I recently acquired a group of 2nd generation photographic images. These are photos taken of something like a portrait. The portrait is the first generation image and the photo is the second generation of that image. I’m not an expert on antique photographs but I love the idea of a portrait being so important to a descendent that the family decided to have a photograph taken to share with other family members. We know that sometimes silhouettists were asked to cut multiple figures and sometimes portraitists painted second portraits for family members.
The current group are all cabinet cards. Carte de viste (1859-1889) was the first type of photograph made from a negative, which allowed multiple photos to be printed from one sitting.
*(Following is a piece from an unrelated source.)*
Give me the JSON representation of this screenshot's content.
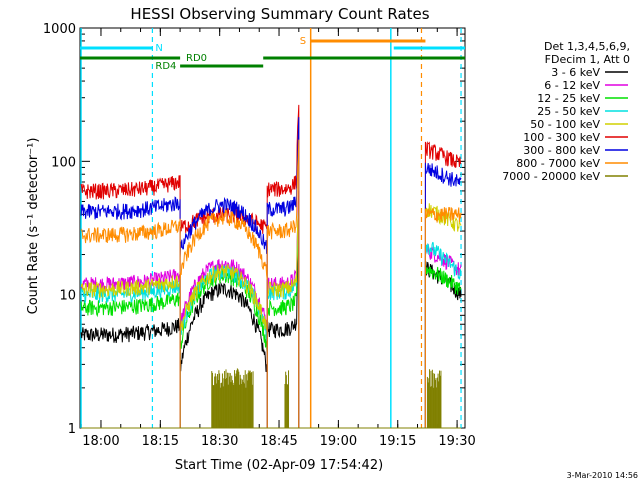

The photograph was printed on thin paper which was then glued to thicker paper or card. Cabinet cards (1866-1903) are basically the same as carte de viste, usually glued to larger card, sometimes with the photographer’s trade information below the glued photo and/or on the reverse. Around 1880, the cardboard mount for cabinet cards started having beveled edges, sometimes with a gold or silver color in the bevel.
The original profile portrait of this pretty lady was a portrait miniature by J.H. Gillespie. This is another of those photos that make my heart sing! The portrait was what has been designated as Gillespie’s “Style 5.” Style 5 is a profile painted with watercolor, ink and pencil used to model the features. Shading around the perimeter of the portrait is achieved with large dabs of dark browns and blues concentrated on the lower right and left sides of the figure and a light blue color applied with minute brushstrokes on the top. Clothing usually painted in dark tones of black or blue, with colored buttons or jewelry and gum arabic highlights. As you can see this young lady fits the description of Gillespie’s Style 5 profiles. And look at the detail in the lace of her bonnet and pelisse! Her face is beautiful and serene. The photograph of the portrait miniature is from the studio of “Lemer/206 Market St./Harrisburg, PA.” The studio stamp is on the front only, below the photograph. There were several Lemers who ran photo studios in Harrisburg, both Lerue Lemer and his son, Lerue Jr., worked at 206 Market Street. Inscribed in pencil on the back- “Mrs. J.H. Young my grandmother.” Cabinet card is 4.25”x 6.5” with oval image 3.5” x 4.5” (the portrait miniature would have been smaller, probably 3” tall). Minor wear, light soil, pencil notes on the back, light crease in lower left corner. A Gillespie portrait for a fraction of the price!